Exercises — Module 02: Tools and tool use
2.1 — Description surgery
Find five tool descriptions in open-source harnesses. Rewrite them according to the rules in §2 and §3. For each, run 20 queries where the tool should be used and 20 where it should not. Measure the precision/recall before and after.
Deliverable: a table of before/after precision and recall, plus the five rewrites.
2.2 — One big vs. many small
Design a database_query capability two ways:
- One tool:
database_query(sql: str). - Many tools:
list_tables,describe_table,select_rows,aggregate_by.
Implement both. Run the same 10 questions through each. Which wins? On what axes? Would your answer change for a non-technical user?
Deliverable: side-by-side results and a recommendation.

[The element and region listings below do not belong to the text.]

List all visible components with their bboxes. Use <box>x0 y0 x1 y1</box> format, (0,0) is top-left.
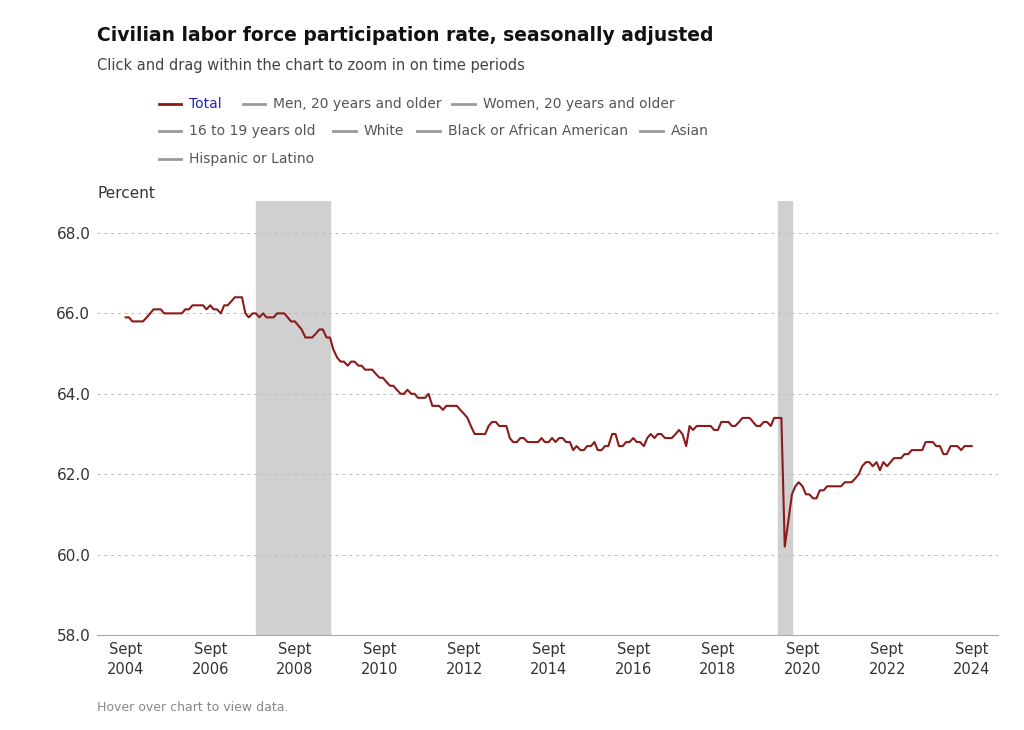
Text: Hover over chart to view data.: Hover over chart to view data. <box>97 701 289 714</box>
Text: Hispanic or Latino: Hispanic or Latino <box>189 152 314 166</box>
Text: Percent: Percent <box>97 186 156 201</box>
Text: Total: Total <box>189 96 222 111</box>
Text: 16 to 19 years old: 16 to 19 years old <box>189 124 316 139</box>
Bar <box>777 201 792 635</box>
Text: Asian: Asian <box>671 124 709 139</box>
Text: Black or African American: Black or African American <box>447 124 628 139</box>
Text: White: White <box>364 124 404 139</box>
Bar <box>256 201 330 635</box>
Text: Women, 20 years and older: Women, 20 years and older <box>482 96 675 111</box>
Text: Civilian labor force participation rate, seasonally adjusted: Civilian labor force participation rate,… <box>97 26 714 45</box>
Text: Click and drag within the chart to zoom in on time periods: Click and drag within the chart to zoom … <box>97 58 525 74</box>
Text: Men, 20 years and older: Men, 20 years and older <box>273 96 442 111</box>
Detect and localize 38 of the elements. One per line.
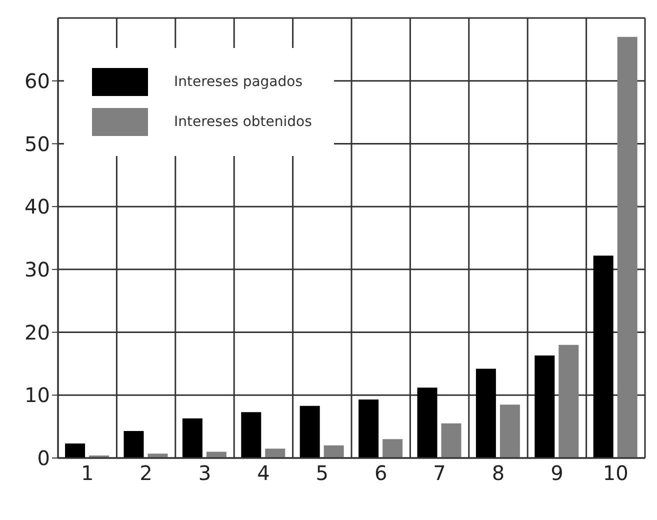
bar [124,430,144,458]
bar [558,344,579,458]
x-tick-label: 10 [602,461,628,486]
bar [65,444,86,458]
y-tick-label: 40 [24,194,50,219]
x-tick-label: 1 [80,461,94,486]
bar [206,452,226,458]
bar [265,448,286,458]
y-tick-label: 50 [24,132,50,156]
x-tick-label: 2 [140,461,152,486]
y-tick-label: 20 [24,320,50,344]
y-tick-label: 0 [37,446,50,470]
x-tick-label: 6 [374,461,388,486]
bar [441,423,462,458]
x-tick-label: 8 [492,461,505,486]
x-tick-label: 7 [433,461,446,486]
bar [324,445,344,458]
legend-label: Intereses pagados [174,74,302,90]
bar [358,400,379,458]
bar [500,404,520,458]
x-tick-label: 4 [257,461,270,486]
bar [476,368,496,458]
legend-label: Intereses obtenidos [174,114,312,130]
bar [534,356,555,458]
bar [593,256,614,458]
x-tick-label: 9 [550,461,564,486]
y-tick-label: 30 [24,258,50,282]
x-tick-label: 3 [198,461,212,486]
bar [182,418,202,458]
bar [617,36,638,458]
bar [300,406,320,458]
x-tick-label: 5 [316,461,329,486]
y-tick-label: 10 [24,383,50,408]
bar [382,439,403,458]
bar [148,454,168,458]
bar [241,412,262,458]
y-tick-label: 60 [24,68,50,93]
bar [417,388,438,458]
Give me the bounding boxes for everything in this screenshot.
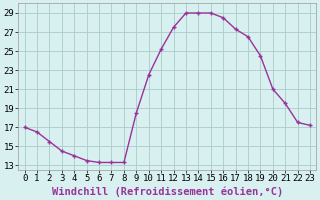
X-axis label: Windchill (Refroidissement éolien,°C): Windchill (Refroidissement éolien,°C) bbox=[52, 186, 283, 197]
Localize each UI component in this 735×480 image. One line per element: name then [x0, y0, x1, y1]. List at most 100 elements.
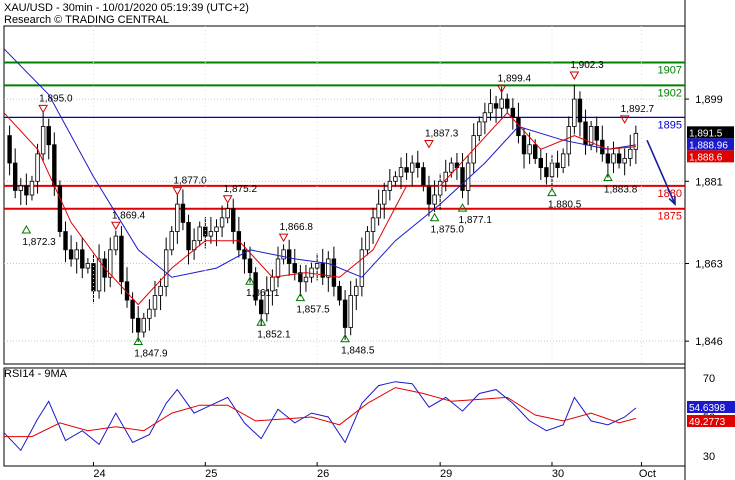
moving-averages [3, 48, 636, 306]
candle-up [326, 258, 331, 278]
candle-down [426, 185, 432, 205]
candle-up [264, 290, 270, 315]
low-label: 1,883.8 [604, 185, 638, 196]
candle-up [147, 308, 152, 319]
time-axis: 24 25 26 29 30 Oct [92, 26, 656, 480]
high-label: 1,899.4 [498, 73, 532, 84]
annotations: 1,895.0 1,872.3 1,869.4 1,847.9 1,877.0 1,861… [21, 60, 655, 359]
low-label: 1,848.5 [341, 346, 375, 357]
high-marker [222, 195, 233, 204]
high-marker [38, 104, 49, 114]
high-label: 1,875.2 [224, 184, 258, 195]
candle-up [152, 295, 158, 310]
candle-down [510, 107, 516, 118]
rsi-badge-bg [687, 400, 735, 413]
candle-down [242, 249, 247, 260]
level-label-1875: 1875 [658, 211, 682, 223]
candle-up [633, 132, 639, 150]
rsi-last-value: 54.6398 [689, 403, 726, 414]
time-label: 30 [552, 468, 564, 480]
price-badge-last: 1,891.5 [689, 128, 723, 139]
low-label: 1,852.1 [257, 329, 291, 340]
candle-up [549, 162, 555, 178]
candle-down [331, 258, 337, 287]
candle-down [180, 203, 186, 223]
candle-down [594, 126, 599, 141]
level-label-1895: 1895 [658, 119, 682, 131]
candle-up [354, 285, 359, 296]
high-label: 1,902.3 [570, 60, 604, 71]
candle-up [214, 226, 219, 232]
grid [4, 98, 685, 342]
candle-up [628, 148, 633, 159]
low-marker [21, 225, 32, 234]
candle-down [7, 135, 12, 164]
low-marker [457, 203, 468, 212]
candle-up [527, 144, 532, 155]
high-marker [496, 84, 507, 94]
candle-up [208, 231, 214, 237]
candle-up [588, 126, 594, 146]
candle-up [169, 231, 174, 251]
low-label: 1,880.5 [548, 200, 582, 211]
high-marker [424, 140, 434, 149]
high-marker [110, 221, 121, 231]
key-levels: 19071902189518801875 [4, 61, 685, 223]
candle-down [320, 263, 325, 278]
low-label: 1,857.5 [296, 305, 330, 316]
candle-up [303, 276, 309, 283]
high-label: 1,869.4 [112, 210, 146, 221]
low-marker [133, 336, 144, 345]
high-label: 1,887.3 [425, 129, 459, 140]
candle-up [499, 98, 504, 109]
candle-up [566, 126, 571, 155]
candle-up [622, 158, 627, 164]
candle-down [52, 144, 57, 187]
candle-up [96, 258, 102, 292]
chart-credit: Research © TRADING CENTRAL [4, 14, 169, 26]
candle-up [611, 153, 616, 164]
time-label: 29 [440, 468, 452, 480]
candle-down [253, 272, 258, 301]
candle-up [370, 217, 376, 232]
high-marker [569, 71, 580, 81]
candle-up [488, 103, 493, 114]
candle-down [583, 121, 588, 146]
candle-up [449, 162, 454, 173]
price-axis: 1,899 1,881 1,863 1,846 1,891.51,888.961,888… [685, 94, 734, 348]
candle-down [544, 167, 549, 178]
price-tick-label: 1,881 [695, 176, 723, 188]
candle-up [18, 185, 23, 191]
candle-down [533, 144, 538, 159]
price-tick-label: 1,863 [695, 259, 723, 271]
candle-down [80, 249, 85, 269]
candle-down [292, 263, 297, 274]
candle-down [421, 167, 426, 187]
candle-down [616, 153, 622, 164]
candle-up [29, 180, 35, 196]
candle-up [432, 194, 437, 205]
rsi-panel-border [3, 367, 686, 467]
candle-down [298, 272, 303, 283]
ma-slow-line [3, 48, 636, 278]
low-marker [245, 276, 255, 285]
candle-down [68, 249, 74, 260]
price-series [7, 84, 639, 343]
candle-up [348, 295, 353, 328]
time-label: 24 [93, 468, 105, 480]
candle-up [443, 171, 448, 182]
candle-up [85, 263, 91, 269]
price-badge-ma_slow: 1,888.96 [689, 140, 728, 151]
candle-down [460, 167, 465, 191]
candle-up [387, 180, 393, 191]
candle-down [247, 258, 253, 274]
low-marker [547, 187, 557, 197]
candle-down [12, 162, 18, 191]
candle-up [560, 153, 566, 168]
rsi-line [3, 381, 637, 452]
candle-up [40, 126, 46, 155]
low-marker [340, 333, 350, 343]
candle-down [505, 98, 510, 109]
candle-up [74, 249, 79, 260]
high-label: 1,892.7 [621, 104, 655, 115]
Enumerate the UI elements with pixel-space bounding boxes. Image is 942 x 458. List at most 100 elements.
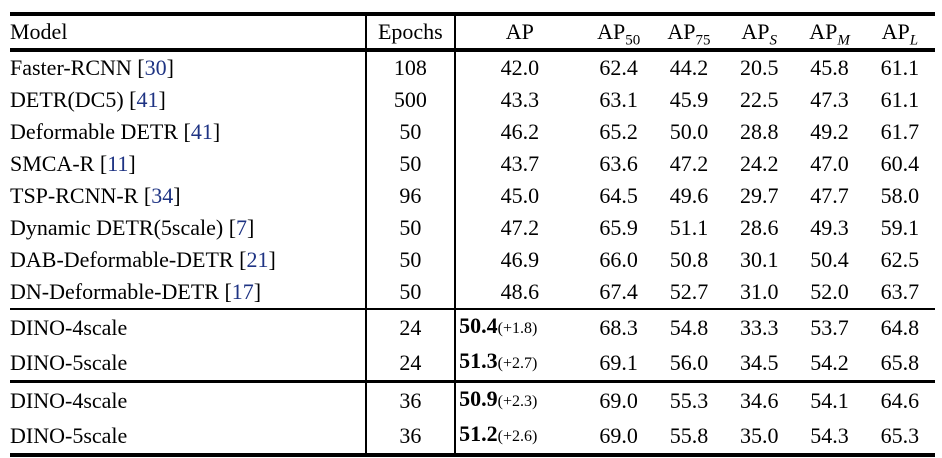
- apL-cell: 61.1: [880, 55, 920, 80]
- ap50-cell: 63.6: [599, 151, 638, 176]
- ap75-cell: 44.2: [669, 55, 709, 80]
- apL-cell: 62.5: [880, 247, 920, 272]
- citation-number[interactable]: 30: [144, 55, 167, 80]
- apM-cell: 47.7: [810, 183, 849, 208]
- model-name: Faster-RCNN: [10, 55, 132, 80]
- citation-link[interactable]: [41]: [129, 87, 166, 112]
- table-row: DINO-5scale 24 51.3(+2.7) 69.1 56.0 34.5…: [10, 345, 935, 382]
- model-name: DETR(DC5): [10, 87, 124, 112]
- col-header-ap50: AP50: [597, 19, 641, 49]
- apS-cell: 35.0: [739, 422, 779, 448]
- ap-cell: 43.3: [500, 87, 540, 112]
- ap50-cell: 65.2: [599, 119, 638, 144]
- citation-link[interactable]: [11]: [99, 151, 136, 176]
- epochs-cell: 24: [364, 309, 457, 345]
- apL-cell: 59.1: [880, 215, 920, 240]
- epochs-cell: 500: [364, 84, 457, 116]
- apL-cell: 63.7: [880, 279, 920, 304]
- model-cell: DETR(DC5) [41]: [10, 84, 366, 116]
- citation-number[interactable]: 11: [107, 151, 129, 176]
- citation-number[interactable]: 21: [246, 247, 269, 272]
- apM-cell: 47.3: [810, 87, 849, 112]
- apL-cell: 64.8: [880, 314, 920, 340]
- ap-cell: 45.0: [500, 183, 540, 208]
- table-row: TSP-RCNN-R [34] 96 45.0 64.5 49.6 29.7 4…: [10, 180, 935, 212]
- citation-number[interactable]: 41: [190, 119, 213, 144]
- apS-cell: 29.7: [739, 183, 779, 208]
- epochs-cell: 96: [364, 180, 457, 212]
- table-row: DAB-Deformable-DETR [21] 50 46.9 66.0 50…: [10, 244, 935, 276]
- ap-value-bold: 50.9: [459, 386, 498, 411]
- model-cell: TSP-RCNN-R [34]: [10, 180, 366, 212]
- ap-cell: 48.6: [500, 279, 540, 304]
- ap-gain: (+2.7): [497, 355, 538, 372]
- ap75-cell: 55.3: [669, 387, 709, 413]
- col-header-ap75: AP75: [667, 19, 711, 49]
- table-row: Faster-RCNN [30] 108 42.0 62.4 44.2 20.5…: [10, 50, 935, 84]
- apS-cell: 34.5: [739, 349, 779, 375]
- epochs-cell: 36: [364, 418, 457, 455]
- model-name: DN-Deformable-DETR: [10, 279, 219, 304]
- apL-cell: 61.1: [880, 87, 920, 112]
- ap50-cell: 63.1: [599, 87, 638, 112]
- epochs-cell: 50: [364, 212, 457, 244]
- apL-cell: 60.4: [880, 151, 920, 176]
- ap-cell: 50.9(+2.3): [455, 382, 583, 419]
- ap-gain: (+1.8): [497, 320, 538, 337]
- apS-cell: 20.5: [739, 55, 779, 80]
- apM-cell: 49.3: [810, 215, 849, 240]
- table-row: Dynamic DETR(5scale) [7] 50 47.2 65.9 51…: [10, 212, 935, 244]
- ap-value-bold: 51.3: [459, 348, 498, 373]
- citation-link[interactable]: [30]: [137, 55, 174, 80]
- model-cell: DINO-4scale: [10, 309, 366, 345]
- apM-cell: 45.8: [810, 55, 849, 80]
- ap50-cell: 64.5: [599, 183, 638, 208]
- citation-number[interactable]: 17: [231, 279, 254, 304]
- ap-value-bold: 50.4: [459, 313, 498, 338]
- citation-number[interactable]: 34: [151, 183, 174, 208]
- citation-link[interactable]: [41]: [183, 119, 221, 144]
- ap75-cell: 55.8: [669, 422, 709, 448]
- table-row: Deformable DETR [41] 50 46.2 65.2 50.0 2…: [10, 116, 935, 148]
- ap-cell: 43.7: [500, 151, 540, 176]
- citation-link[interactable]: [17]: [224, 279, 262, 304]
- results-table: Model Epochs AP AP50 AP75 APS APM APL Fa…: [10, 12, 935, 457]
- ap75-cell: 45.9: [669, 87, 709, 112]
- table-row: DETR(DC5) [41] 500 43.3 63.1 45.9 22.5 4…: [10, 84, 935, 116]
- ap-cell: 42.0: [500, 55, 540, 80]
- citation-number[interactable]: 7: [236, 215, 248, 240]
- apL-cell: 65.8: [880, 349, 920, 375]
- apM-cell: 49.2: [810, 119, 849, 144]
- ap75-cell: 56.0: [669, 349, 709, 375]
- apM-cell: 50.4: [810, 247, 849, 272]
- apM-cell: 52.0: [810, 279, 849, 304]
- ap75-cell: 50.8: [669, 247, 709, 272]
- ap50-cell: 69.0: [599, 422, 638, 448]
- citation-link[interactable]: [34]: [143, 183, 181, 208]
- ap75-cell: 49.6: [669, 183, 709, 208]
- model-name: Dynamic DETR(5scale): [10, 215, 224, 240]
- apM-cell: 54.3: [810, 422, 849, 448]
- citation-link[interactable]: [7]: [228, 215, 255, 240]
- citation-link[interactable]: [21]: [239, 247, 276, 272]
- apS-cell: 22.5: [739, 87, 779, 112]
- ap50-cell: 62.4: [599, 55, 638, 80]
- table-row: DINO-4scale 24 50.4(+1.8) 68.3 54.8 33.3…: [10, 309, 935, 345]
- ap-value-bold: 51.2: [459, 421, 498, 446]
- subscript: 50: [625, 32, 641, 49]
- ap75-cell: 52.7: [669, 279, 709, 304]
- model-cell: DINO-5scale: [10, 345, 366, 382]
- subscript: L: [909, 32, 919, 49]
- apS-cell: 30.1: [739, 247, 779, 272]
- ap-cell: 51.2(+2.6): [455, 418, 583, 455]
- ap75-cell: 50.0: [669, 119, 709, 144]
- citation-number[interactable]: 41: [136, 87, 159, 112]
- epochs-cell: 108: [364, 50, 457, 84]
- header-row: Model Epochs AP AP50 AP75 APS APM APL: [10, 14, 935, 50]
- model-name: TSP-RCNN-R: [10, 183, 139, 208]
- model-cell: DINO-5scale: [10, 418, 366, 455]
- apL-cell: 58.0: [880, 183, 920, 208]
- model-name: SMCA-R: [10, 151, 95, 176]
- model-cell: DINO-4scale: [10, 382, 366, 419]
- col-header-apS: APS: [741, 19, 778, 49]
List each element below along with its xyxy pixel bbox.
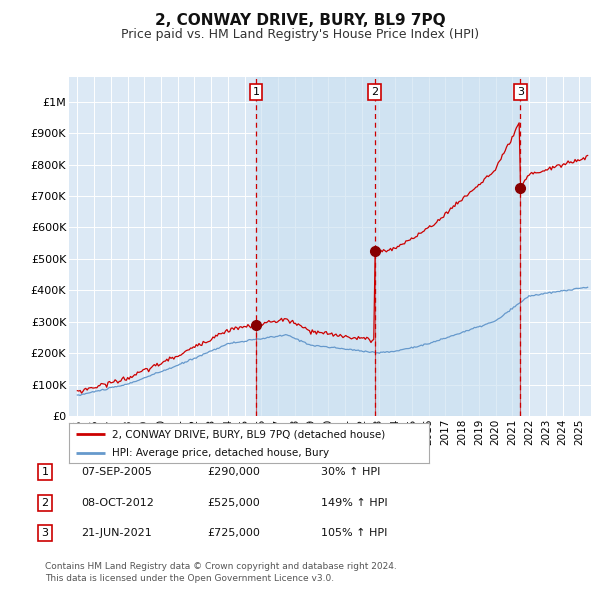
Text: 149% ↑ HPI: 149% ↑ HPI xyxy=(321,498,388,507)
Text: 2, CONWAY DRIVE, BURY, BL9 7PQ (detached house): 2, CONWAY DRIVE, BURY, BL9 7PQ (detached… xyxy=(112,430,385,440)
Text: 1: 1 xyxy=(41,467,49,477)
Text: £290,000: £290,000 xyxy=(207,467,260,477)
Text: 30% ↑ HPI: 30% ↑ HPI xyxy=(321,467,380,477)
Text: This data is licensed under the Open Government Licence v3.0.: This data is licensed under the Open Gov… xyxy=(45,574,334,583)
Text: 08-OCT-2012: 08-OCT-2012 xyxy=(81,498,154,507)
Text: 2: 2 xyxy=(41,498,49,507)
Text: 105% ↑ HPI: 105% ↑ HPI xyxy=(321,529,388,538)
Text: 2, CONWAY DRIVE, BURY, BL9 7PQ: 2, CONWAY DRIVE, BURY, BL9 7PQ xyxy=(155,13,445,28)
Text: 3: 3 xyxy=(517,87,524,97)
Text: 1: 1 xyxy=(253,87,260,97)
Text: Price paid vs. HM Land Registry's House Price Index (HPI): Price paid vs. HM Land Registry's House … xyxy=(121,28,479,41)
Bar xyxy=(256,77,520,416)
Text: 2: 2 xyxy=(371,87,378,97)
Text: 21-JUN-2021: 21-JUN-2021 xyxy=(81,529,152,538)
Text: £525,000: £525,000 xyxy=(207,498,260,507)
Text: HPI: Average price, detached house, Bury: HPI: Average price, detached house, Bury xyxy=(112,448,329,458)
Text: Contains HM Land Registry data © Crown copyright and database right 2024.: Contains HM Land Registry data © Crown c… xyxy=(45,562,397,571)
Text: £725,000: £725,000 xyxy=(207,529,260,538)
Text: 3: 3 xyxy=(41,529,49,538)
Text: 07-SEP-2005: 07-SEP-2005 xyxy=(81,467,152,477)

2.3 — Registry from scratch
Implement a tool registry with:
- JSONSchema validation.
- Per-tool timeouts.
- Structured error responses.
- Parallel dispatch.
- A stress test (100 concurrent calls; 30% of handlers fail).
Deliverable: code + stress-test output.
2.4 — MCP integration
Stand up one MCP server exposing one tool. Integrate it into your harness. Measure the latency overhead vs. in-process.
Deliverable: numbers and a short note on when the overhead is worth it.
2.5 — Anti-pattern hunt
Find a codebase (your own or open-source) that uses tools. Identify at least three anti-patterns from Module 02 §9. For each, propose a fix.
Deliverable: a short review document.